Around 20 minutes to go time, we did some drills and warmed up with a jog around a nearby parking deck and street, not managing a full mile, but knowing we were running short on time to get into the crowded A corral. After the National Anthem and a prayer, it was go time!
I knew the first mile was flat and maybe a touch uphill, followed by almost two full downhill miles, before the ups started. I tried to find my happy pace for that first mile, and realized that even with the wave system, it was still really, really crowded out there. First mile went in 7:33, slower than desired. The rain was coming a little harder, and I welcomed it on the muggy morning as the hills started pulling us down. I let them carry me and tried not to destroy my quads: miles two and three went in 7:11 and 7:01, making up for the first slow mile. We passed a group of proselytizers, waving their bibles and signs that said “ARE YOU READY?” On the flip side, a cheery pastor outside an Episcopal church unassumingly threw holy water at us with a big grin on his face, and a few feet later was a water cooling station.
Then came Cardiac Hill. Oh, Cardiac Hill. I had been warned. Then repeatedly comforted that training in Athens would have me ready for anything. Then warned again. Shannon didn’t remember Cardiac hill – didn’t remember any particularly gnarly hills on the course.
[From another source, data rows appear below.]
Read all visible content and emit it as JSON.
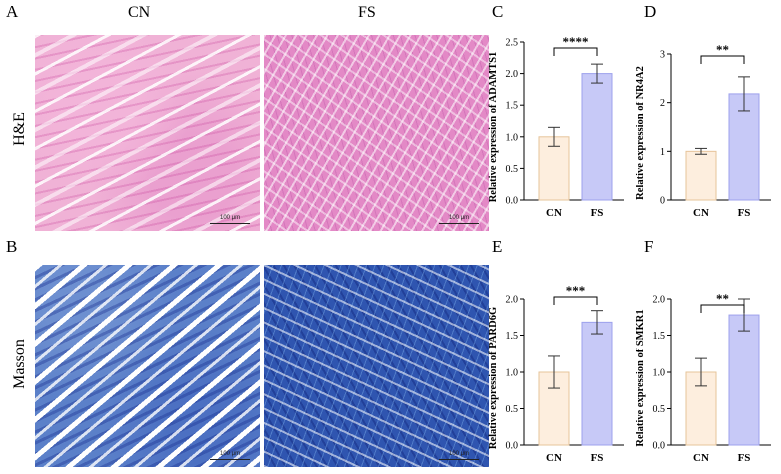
{
  "panels": {
    "A": "A",
    "B": "B",
    "C": "C",
    "D": "D",
    "E": "E",
    "F": "F"
  },
  "histology": {
    "columns": [
      "CN",
      "FS"
    ],
    "rows": [
      "H&E",
      "Masson"
    ],
    "scale_label": "100 μm"
  },
  "colors": {
    "cn_fill": "#fdeede",
    "cn_stroke": "#e6c49a",
    "fs_fill": "#c7c9f7",
    "fs_stroke": "#9da1ec",
    "he_stain": "#e8a0cf",
    "masson_stain": "#3a63b8"
  },
  "chart_data": [
    {
      "panel": "C",
      "type": "bar",
      "categories": [
        "CN",
        "FS"
      ],
      "values": [
        1.0,
        2.0
      ],
      "errors": [
        0.15,
        0.15
      ],
      "ylabel": "Relative expression of ADAMTS1",
      "ylim": [
        0,
        2.5
      ],
      "yticks": [
        "0.0",
        "0.5",
        "1.0",
        "1.5",
        "2.0",
        "2.5"
      ],
      "significance": "****"
    },
    {
      "panel": "D",
      "type": "bar",
      "categories": [
        "CN",
        "FS"
      ],
      "values": [
        1.0,
        2.18
      ],
      "errors": [
        0.06,
        0.35
      ],
      "ylabel": "Relative expression of NR4A2",
      "ylim": [
        0,
        3
      ],
      "yticks": [
        "0",
        "1",
        "2",
        "3"
      ],
      "significance": "**"
    },
    {
      "panel": "E",
      "type": "bar",
      "categories": [
        "CN",
        "FS"
      ],
      "values": [
        1.0,
        1.68
      ],
      "errors": [
        0.22,
        0.16
      ],
      "ylabel": "Relative expression of PARD6G",
      "ylim": [
        0,
        2.0
      ],
      "yticks": [
        "0.0",
        "0.5",
        "1.0",
        "1.5",
        "2.0"
      ],
      "significance": "***"
    },
    {
      "panel": "F",
      "type": "bar",
      "categories": [
        "CN",
        "FS"
      ],
      "values": [
        1.0,
        1.78
      ],
      "errors": [
        0.19,
        0.22
      ],
      "ylabel": "Relative expression of SMKR1",
      "ylim": [
        0,
        2.0
      ],
      "yticks": [
        "0.0",
        "0.5",
        "1.0",
        "1.5",
        "2.0"
      ],
      "significance": "**"
    }
  ]
}
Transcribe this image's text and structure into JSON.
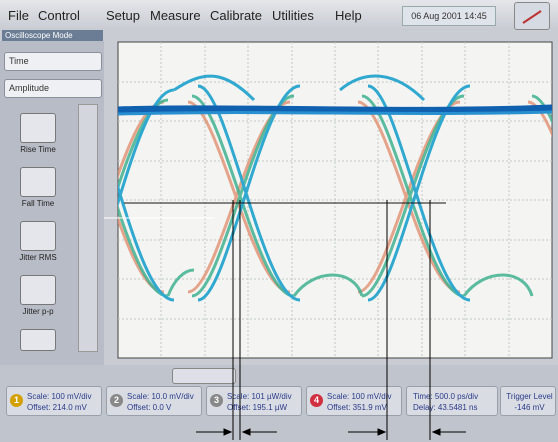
{
  "menu": [
    "File",
    "Control",
    "Setup",
    "Measure",
    "Calibrate",
    "Utilities",
    "Help"
  ],
  "date": "06 Aug 2001  14:45",
  "mode_label": "Oscilloscope Mode",
  "dropdowns": [
    "Time",
    "Amplitude"
  ],
  "measure_buttons": [
    "Rise Time",
    "Fall Time",
    "Jitter RMS",
    "Jitter p-p"
  ],
  "channels": [
    {
      "number": "1",
      "scale": "Scale: 100 mV/div",
      "offset": "Offset: 214.0 mV"
    },
    {
      "number": "2",
      "scale": "Scale: 10.0 mV/div",
      "offset": "Offset: 0.0 V"
    },
    {
      "number": "3",
      "scale": "Scale: 101 µW/div",
      "offset": "Offset: 195.1 µW"
    },
    {
      "number": "4",
      "scale": "Scale: 100 mV/div",
      "offset": "Offset: 351.9 mV"
    }
  ],
  "timebase": {
    "time": "Time: 500.0 ps/div",
    "delay": "Delay: 43.5481 ns"
  },
  "trigger": {
    "label": "Trigger Level",
    "value": "-146 mV"
  }
}
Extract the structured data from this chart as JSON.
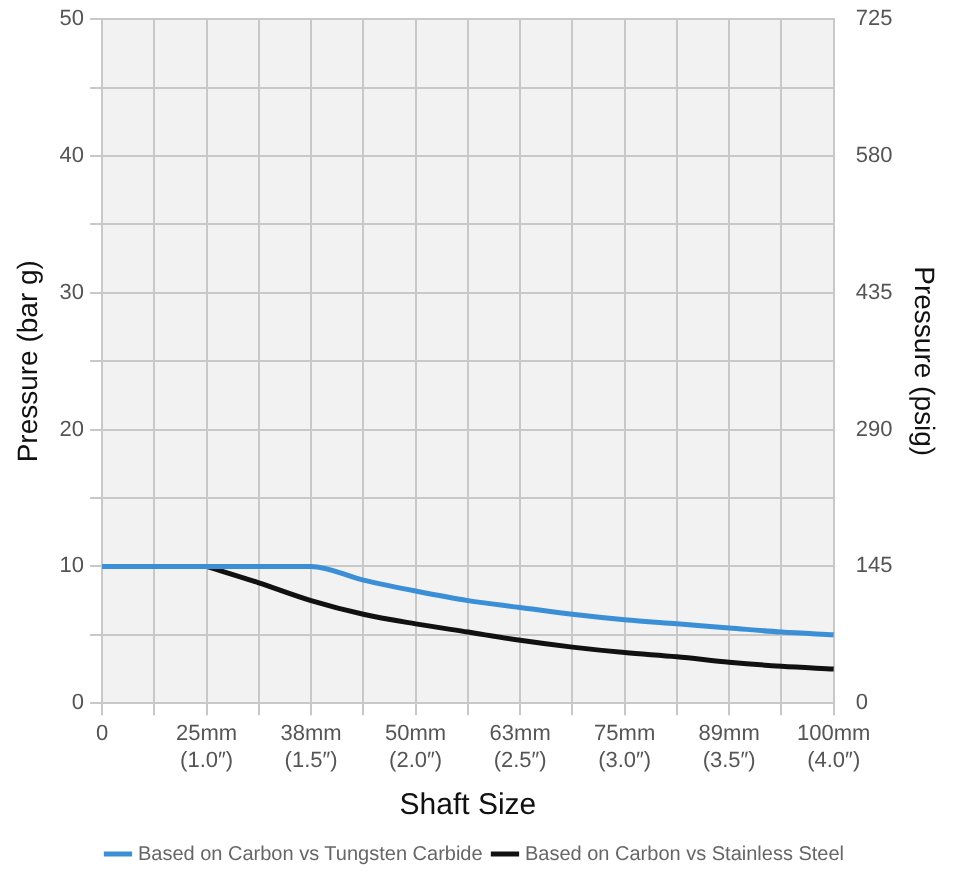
{
  "chart_data": {
    "type": "line",
    "xlabel": "Shaft Size",
    "ylabel": "Pressure (bar g)",
    "y2label": "Pressure (psig)",
    "categories": [
      "0",
      null,
      "25mm\n(1.0″)",
      null,
      "38mm\n(1.5″)",
      null,
      "50mm\n(2.0″)",
      null,
      "63mm\n(2.5″)",
      null,
      "75mm\n(3.0″)",
      null,
      "89mm\n(3.5″)",
      null,
      "100mm\n(4.0″)"
    ],
    "series": [
      {
        "name": "Based on Carbon vs Tungsten Carbide",
        "color": "#3a8fd6",
        "values": [
          10,
          10,
          10,
          10,
          10,
          9.0,
          8.2,
          7.5,
          7.0,
          6.5,
          6.1,
          5.8,
          5.5,
          5.2,
          5.0
        ]
      },
      {
        "name": "Based on Carbon vs Stainless Steel",
        "color": "#111111",
        "values": [
          null,
          null,
          10,
          8.8,
          7.5,
          6.5,
          5.8,
          5.2,
          4.6,
          4.1,
          3.7,
          3.4,
          3.0,
          2.7,
          2.5
        ]
      }
    ],
    "ylim": [
      0,
      50
    ],
    "yticks": [
      0,
      {
        "value": 5,
        "label": null
      },
      10,
      {
        "value": 15,
        "label": null
      },
      20,
      {
        "value": 25,
        "label": null
      },
      30,
      {
        "value": 35,
        "label": null
      },
      40,
      {
        "value": 45,
        "label": null
      },
      50
    ],
    "y2lim": [
      0,
      725
    ],
    "y2ticks": [
      0,
      145,
      290,
      435,
      580,
      725
    ],
    "grid": true,
    "legend": "bottom",
    "marker": "none",
    "line_style": "solid"
  }
}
I think his brain blocked it out. Because that hill. would not. end. Halfway up, we passed the spinal patients, in wheelchairs, many of whom would probably never walk again. I told myself, They can’t walk. I can run. Let’s MOVE IT. It gave me a push for a little while, but the hill continued to destroy my mental capacity. Mile 4 went by in 7:55, and mile 5 wasn’t much better – it flattened and rolled a bit, and I tried to recover, but I had zero fight on the uphills. 7:45. In that mile I came across Tino and we traded encouragement and groaned about the hills. Soon after, I passed him and kept pushing.
We came into midtown and I found myself astride with a young boy who was getting ample cheers from the crowd. We paced off each other for a bit and gave each other silent encouragement. Up ahead, finally, the turn onto 10th. Mile 6 clicked in 7:05, and I cranked hard.
Seconds before the finish line, I realized I saw Shannon up ahead. I was on pace to shoot past him, and made a snap decision to just run with it. But he felt me go by and found one more gear on a rough day, and we finished practically stride for stride.
We briefly got separated but in the end met up by the R with the rest of the Athens Road Runners, who huddled under a tree to try to get out of the driving rain, which was beginning to chill us all to the bone. So many of my friends got PRs, and it was so wonderful to hear their victorious tales.
The rest of the day was spent with family and friends, eating and drinking and being merry.
In the end, no I wasn’t thrilled with my performance – I felt I was fit enough for a faster day, but the conditions and the toughness of the course – and my current lack of mental toughness – got me in the end. But I gained so much in the two months leading up to the race, learning where I need to go from here, and building the support system and group to help me along the way.
And now, of course: It’s marathon season.